Just wish I had that $30 back.

Five MMOs on the endangered list

473I think that City of Heroes’ (and to a lesser extent, Glitch and perhaps Lucent Hearts) shutdown has caused some people to pause and wonder which MMO will be next on the chopping block.  Not to get maudlin or delight in “failure,” but let’s be honest: We all do think about it from time to time.  Whether a game’s shut down because of a lack of players and funding or because there’s a legal issue or a studio closing, it can and will happen.

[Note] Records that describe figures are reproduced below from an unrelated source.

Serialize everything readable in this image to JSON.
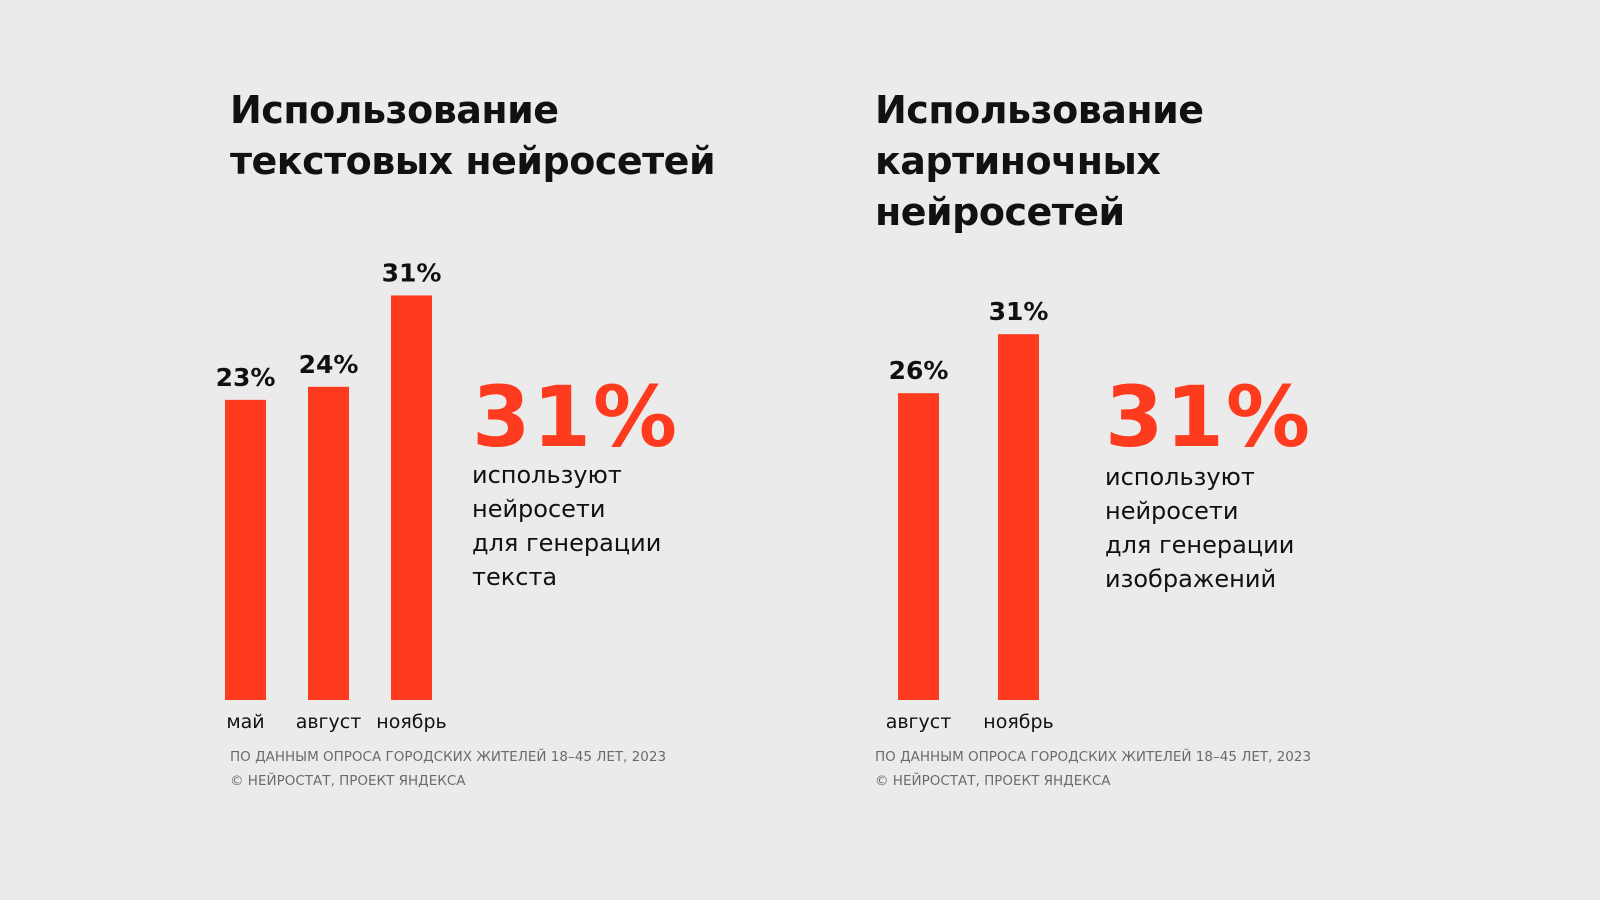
{
  "colors": {
    "background": "#ebebeb",
    "accent": "#ff3b1f",
    "text": "#111111",
    "muted": "#6b6b6b"
  },
  "panels": [
    {
      "title": "Использование текстовых нейросетей",
      "big_number": "31%",
      "description": "используют\nнейросети\nдля генерации\nтекста",
      "source_line1": "ПО ДАННЫМ ОПРОСА ГОРОДСКИХ ЖИТЕЛЕЙ 18–45 ЛЕТ, 2023",
      "source_line2": "© НЕЙРОСТАТ, ПРОЕКТ ЯНДЕКСА"
    },
    {
      "title": "Использование картиночных нейросетей",
      "big_number": "31%",
      "description": "используют\nнейросети\nдля генерации\nизображений",
      "source_line1": "ПО ДАННЫМ ОПРОСА ГОРОДСКИХ ЖИТЕЛЕЙ 18–45 ЛЕТ, 2023",
      "source_line2": "© НЕЙРОСТАТ, ПРОЕКТ ЯНДЕКСА"
    }
  ],
  "chart_data": [
    {
      "type": "bar",
      "title": "Использование текстовых нейросетей",
      "categories": [
        "май",
        "август",
        "ноябрь"
      ],
      "values": [
        23,
        24,
        31
      ],
      "data_labels": [
        "23%",
        "24%",
        "31%"
      ],
      "unit": "%",
      "xlabel": "",
      "ylabel": "",
      "ylim": [
        0,
        31
      ],
      "grid": false,
      "legend": "none"
    },
    {
      "type": "bar",
      "title": "Использование картиночных нейросетей",
      "categories": [
        "август",
        "ноябрь"
      ],
      "values": [
        26,
        31
      ],
      "data_labels": [
        "26%",
        "31%"
      ],
      "unit": "%",
      "xlabel": "",
      "ylabel": "",
      "ylim": [
        0,
        33
      ],
      "grid": false,
      "legend": "none"
    }
  ]
}
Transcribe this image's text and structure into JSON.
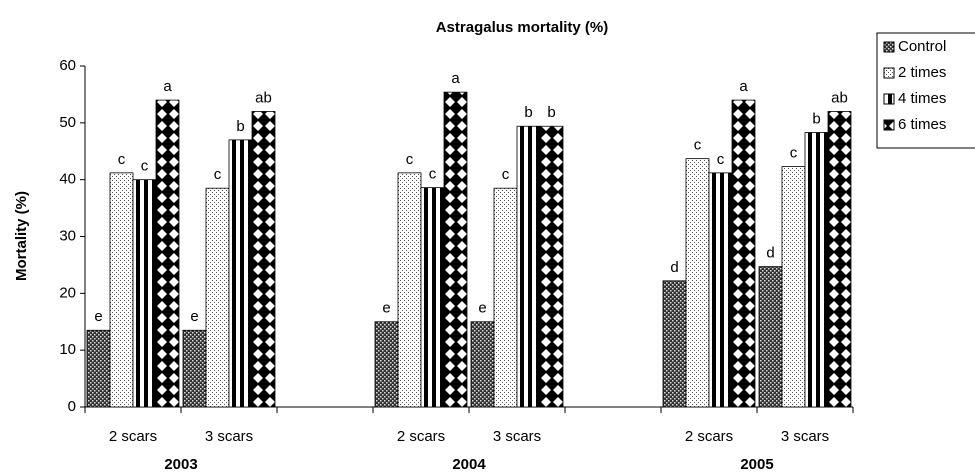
{
  "chart_data": {
    "type": "bar",
    "title": "Astragalus mortality (%)",
    "y_label": "Mortality (%)",
    "categories": [
      "2 scars",
      "3 scars",
      null,
      "2 scars",
      "3 scars",
      null,
      "2 scars",
      "3 scars"
    ],
    "groups": [
      "2003",
      "2004",
      "2005"
    ],
    "series": [
      {
        "name": "Control",
        "color": "#333333",
        "pattern": "checker",
        "values": [
          13.5,
          13.5,
          null,
          15,
          15,
          null,
          22.2,
          24.7
        ],
        "annotations": [
          "e",
          "e",
          null,
          "e",
          "e",
          null,
          "d",
          "d"
        ]
      },
      {
        "name": "2 times",
        "color": "#ffffff",
        "pattern": "dots",
        "values": [
          41.2,
          38.5,
          null,
          41.2,
          38.5,
          null,
          43.7,
          42.3
        ],
        "annotations": [
          "c",
          "c",
          null,
          "c",
          "c",
          null,
          "c",
          "c"
        ]
      },
      {
        "name": "4 times",
        "color": "#000000",
        "pattern": "vstripes",
        "values": [
          40,
          47,
          null,
          38.6,
          49.4,
          null,
          41.2,
          48.3
        ],
        "annotations": [
          "c",
          "b",
          null,
          "c",
          "b",
          null,
          "c",
          "b"
        ]
      },
      {
        "name": "6 times",
        "color": "#000000",
        "pattern": "diamonds",
        "values": [
          54,
          52,
          null,
          55.4,
          49.4,
          null,
          54,
          52
        ],
        "annotations": [
          "a",
          "ab",
          null,
          "a",
          "b",
          null,
          "a",
          "ab"
        ]
      }
    ],
    "ylim": [
      0,
      60
    ],
    "yticks": [
      0,
      10,
      20,
      30,
      40,
      50,
      60
    ],
    "grid": false,
    "legend": "right"
  }
}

So what MMOs do I think are most in danger of being sunsetted?  Five titles come to mind:

1. PlanetSide

Honestly, there’s just no reason for SOE to keep this game running.  It’s the only title in the studio’s library that hasn’t been converted to free-to-play, it has a F2P sequel that just launched, and it’s pretty long in the tooth.  Maybe SOE will keep the lights on for the sake of the dedicated few that stick around (and keep coughing up a subscription fee), but I don’t see that happening.

2. Warhammer Online

It pains me to say it, but I really don’t think WAR is long for this world.  Mythic is helming a leaking ship with no apparent hope for its future.  BioWare’s siphoned off several of its devs, DAoC is really old at this point and not going F2P, UO is even older, there aren’t any new titles in the works that we know about, and WAR feels like a game that they’d rather you not notice.

The fact that Mythic has outright said that it’s just not financially realistic to convert the game to F2P speaks volumes about its future.  Then you add on the fact that the studio also said that its MOBA version of the game will probably never leave beta status because of a terribly small playerbase, and I just don’t see WAR pulling out of this tailspin.  It was a great if flawed game in many ways, but there’s no hope left.

3. Guild Wars

NCsoft isn’t known for its bleeding heart, and if it sees that most of the Guild Wars fanbase has made the jump to GW2, their accountants are not going to look at the continued cost of operating GW1 fondly.  Hey, maybe those are very minimal costs and why not.  But GW1 can’t have much of a future making money for the company, and that leaves me with a bad feeling about it.

4. Final Fantasy XI

This one might be a bit of a stretch, but hear me out.  Not only is FF11 nearing senior citizen status in MMO years, but the studio is really desperate to make FF14 work.  Could it see FF11’s closing as a way to “encourage” the remaining players to make the switch?

Really, I have no idea what Square-Enix is thinking most of the time, and considering how volatile FF14’s history has been so far, I wouldn’t be surprised if the studio just tried to back out of the online space altogether.

5. Anarchy Online

Gah, it hurts me to even suggest this — especially considering I’ve just put it back on my computer.  But with Funcom’s recent staff layoffs and the rumors that it might be shopping around for a buyer, I have to wonder just how stable AO’s future is.  I mean, it’s not just old but there’s little left to draw new/returning players back in until or unless the team can pull off that graphics update.  And raise your hand if you think that’s honestly going to happen?

I don’t think all of these games are destined to be shut down in the next couple of months, I just think that these are the five titles I’m most concerned about right now.  Put them on the “endangered” list, so to speak.  What do you think?